En évoquant ce lieu-dit, nous allons tous ensemble faire oeuvre d’érudition en balayant tour à tour des disciplines telles que la linguistique, la dialectologie, l’ethnographie, l’histoire légendaire, l’histoire moderne et même la politologie!
Mais trêve de longs discours, plongeons-nous dans le récit.
Nous sommes en 1559, les Espagnols sont chez nous; Philippe II règne depuis quatre ans mais n’a pas beaucoup d’attaches sentimentales dans nos provinces. Dans notre chère Principauté de Liège, Robert de Berghes vient de succéder à Georges d’Autriche, lui-même successeur de Corneille de Berghes et avant ce dernier, du célèbre Erard de la Marck. Voilà planté le décor institutionnel.

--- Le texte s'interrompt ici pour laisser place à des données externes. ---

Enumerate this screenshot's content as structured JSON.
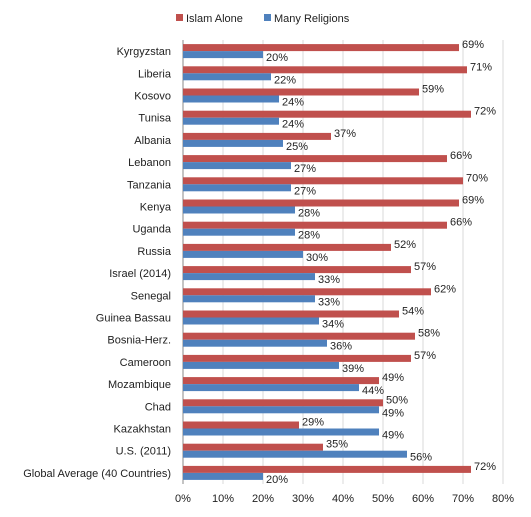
{
  "chart_data": {
    "type": "bar",
    "orientation": "horizontal",
    "categories": [
      "Kyrgyzstan",
      "Liberia",
      "Kosovo",
      "Tunisa",
      "Albania",
      "Lebanon",
      "Tanzania",
      "Kenya",
      "Uganda",
      "Russia",
      "Israel (2014)",
      "Senegal",
      "Guinea Bassau",
      "Bosnia-Herz.",
      "Cameroon",
      "Mozambique",
      "Chad",
      "Kazakhstan",
      "U.S. (2011)",
      "Global Average (40 Countries)"
    ],
    "series": [
      {
        "name": "Islam Alone",
        "color": "#c0504d",
        "values": [
          69,
          71,
          59,
          72,
          37,
          66,
          70,
          69,
          66,
          52,
          57,
          62,
          54,
          58,
          57,
          49,
          50,
          29,
          35,
          72
        ],
        "labels": [
          "69%",
          "71%",
          "59%",
          "72%",
          "37%",
          "66%",
          "70%",
          "69%",
          "66%",
          "52%",
          "57%",
          "62%",
          "54%",
          "58%",
          "57%",
          "49%",
          "50%",
          "29%",
          "35%",
          "72%"
        ]
      },
      {
        "name": "Many Religions",
        "color": "#4f81bd",
        "values": [
          20,
          22,
          24,
          24,
          25,
          27,
          27,
          28,
          28,
          30,
          33,
          33,
          34,
          36,
          39,
          44,
          49,
          49,
          56,
          20
        ],
        "labels": [
          "20%",
          "22%",
          "24%",
          "24%",
          "25%",
          "27%",
          "27%",
          "28%",
          "28%",
          "30%",
          "33%",
          "33%",
          "34%",
          "36%",
          "39%",
          "44%",
          "49%",
          "49%",
          "56%",
          "20%"
        ]
      }
    ],
    "xlim": [
      0,
      80
    ],
    "xticks": [
      "0%",
      "10%",
      "20%",
      "30%",
      "40%",
      "50%",
      "60%",
      "70%",
      "80%"
    ],
    "title": "",
    "xlabel": "",
    "ylabel": "",
    "grid": "vertical",
    "legend": "top-center"
  }
}
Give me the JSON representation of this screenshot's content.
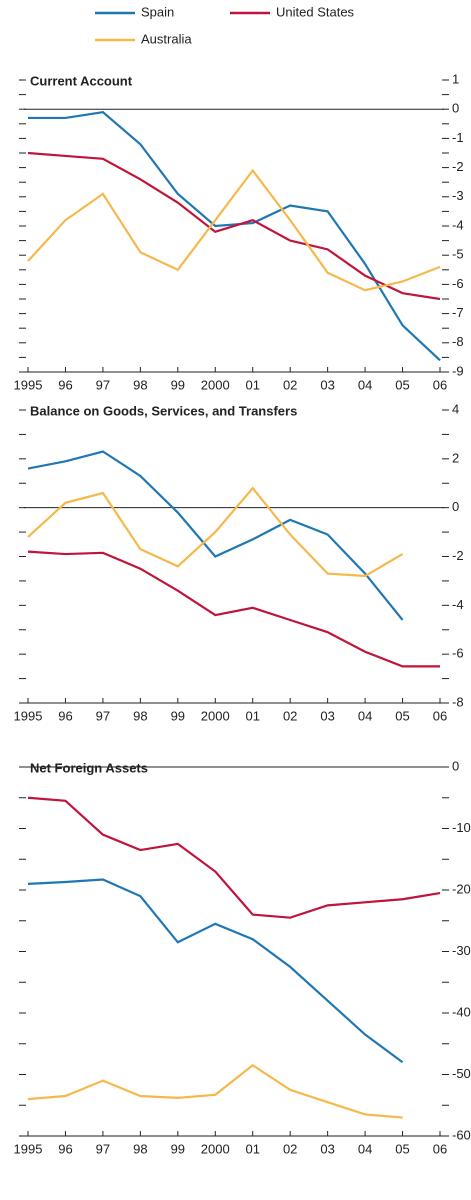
{
  "chart_data": [
    {
      "type": "line",
      "title": "Current Account",
      "categories": [
        "1995",
        "96",
        "97",
        "98",
        "99",
        "2000",
        "01",
        "02",
        "03",
        "04",
        "05",
        "06"
      ],
      "ylim": [
        -9,
        1
      ],
      "yticks": [
        -9,
        -8,
        -7,
        -6,
        -5,
        -4,
        -3,
        -2,
        -1,
        0,
        1
      ],
      "series": [
        {
          "name": "Spain",
          "color": "#1f77b4",
          "values": [
            -0.3,
            -0.3,
            -0.1,
            -1.2,
            -2.9,
            -4.0,
            -3.9,
            -3.3,
            -3.5,
            -5.3,
            -7.4,
            -8.6
          ]
        },
        {
          "name": "United States",
          "color": "#c0143c",
          "values": [
            -1.5,
            -1.6,
            -1.7,
            -2.4,
            -3.2,
            -4.2,
            -3.8,
            -4.5,
            -4.8,
            -5.7,
            -6.3,
            -6.5
          ]
        },
        {
          "name": "Australia",
          "color": "#f7b84b",
          "values": [
            -5.2,
            -3.8,
            -2.9,
            -4.9,
            -5.5,
            -3.8,
            -2.1,
            -3.8,
            -5.6,
            -6.2,
            -5.9,
            -5.4
          ]
        }
      ]
    },
    {
      "type": "line",
      "title": "Balance on Goods, Services, and Transfers",
      "categories": [
        "1995",
        "96",
        "97",
        "98",
        "99",
        "2000",
        "01",
        "02",
        "03",
        "04",
        "05",
        "06"
      ],
      "ylim": [
        -8,
        4
      ],
      "yticks": [
        -8,
        -6,
        -4,
        -2,
        0,
        2,
        4
      ],
      "series": [
        {
          "color": "#1f77b4",
          "values": [
            1.6,
            1.9,
            2.3,
            1.3,
            -0.2,
            -2.0,
            -1.3,
            -0.5,
            -1.1,
            -2.7,
            -4.6,
            null
          ]
        },
        {
          "color": "#c0143c",
          "values": [
            -1.8,
            -1.9,
            -1.85,
            -2.5,
            -3.4,
            -4.4,
            -4.1,
            -4.6,
            -5.1,
            -5.9,
            -6.5,
            -6.5
          ]
        },
        {
          "color": "#f7b84b",
          "values": [
            -1.2,
            0.2,
            0.6,
            -1.7,
            -2.4,
            -1.0,
            0.8,
            -1.1,
            -2.7,
            -2.8,
            -1.9,
            null
          ]
        }
      ]
    },
    {
      "type": "line",
      "title": "Net Foreign Assets",
      "categories": [
        "1995",
        "96",
        "97",
        "98",
        "99",
        "2000",
        "01",
        "02",
        "03",
        "04",
        "05",
        "06"
      ],
      "ylim": [
        -60,
        0
      ],
      "yticks": [
        -60,
        -50,
        -40,
        -30,
        -20,
        -10,
        0
      ],
      "series": [
        {
          "color": "#1f77b4",
          "values": [
            -19,
            -18.7,
            -18.3,
            -21,
            -28.5,
            -25.5,
            -28,
            -32.5,
            -38,
            -43.5,
            -48,
            null
          ]
        },
        {
          "color": "#c0143c",
          "values": [
            -5,
            -5.5,
            -11,
            -13.5,
            -12.5,
            -17,
            -24,
            -24.5,
            -22.5,
            -22,
            -21.5,
            -20.5
          ]
        },
        {
          "color": "#f7b84b",
          "values": [
            -54,
            -53.5,
            -51,
            -53.5,
            -53.8,
            -53.3,
            -48.5,
            -52.5,
            -54.5,
            -56.5,
            -57,
            null
          ]
        }
      ]
    }
  ]
}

Houte-si-plou est situé aux confins de la Principauté de Liège et de la Seigneurie d’Esneux. En cette année 1559, Martin, meunier du Ry d’Oneux obtient de Guillaume d’Argenteau, Comte et Seigneur d’Esneux, l’autorisation de construire un second moulin sur le territoire esneutois moyennant une rente d’un demi setier de mouture par semaine, plus un écu d’or par an.
L’autre moulin était donc celui du Ry d’Oneux, situé en amont d’Esneux, le long de la route allant à Poulseur. Le même Martin y fut donc propriétaire du 20 janvier 1554 jusqu’à la fin de l’année 1558. Mais revenons quelques instants sur l’autorisation donnée par Guillaume d’Argenteau. Je cite: « Noble, vaillant et honreit Guilleaume Dargentea. ... » ou plutôt essayons de traduire de cet ancien français. « Noble, vaillant et honorable monseigneur Guillaume d’Argenteau, Comte et Seigneur d’Esneux, déposa, dans les mains de Servais Lambert, notre souverain mayeur, l’autorisation de construire un moulin sur la course d’un ruisseau de Piraprez (le deuxième nom du site) étant situé en Fond de Martin, et aussi maison et toutes appartenances. Cette autorisation est au profit de Martin, le meunier d’Oneux, notre confrère, et l’obligeant pour cela à donner à Monseigneur d’Esneux pour chaque semaine un demi setier de bonne mouture et aussi de payer annuellement le jour de la fête de la Saint-Jean Baptiste un écu d’or. »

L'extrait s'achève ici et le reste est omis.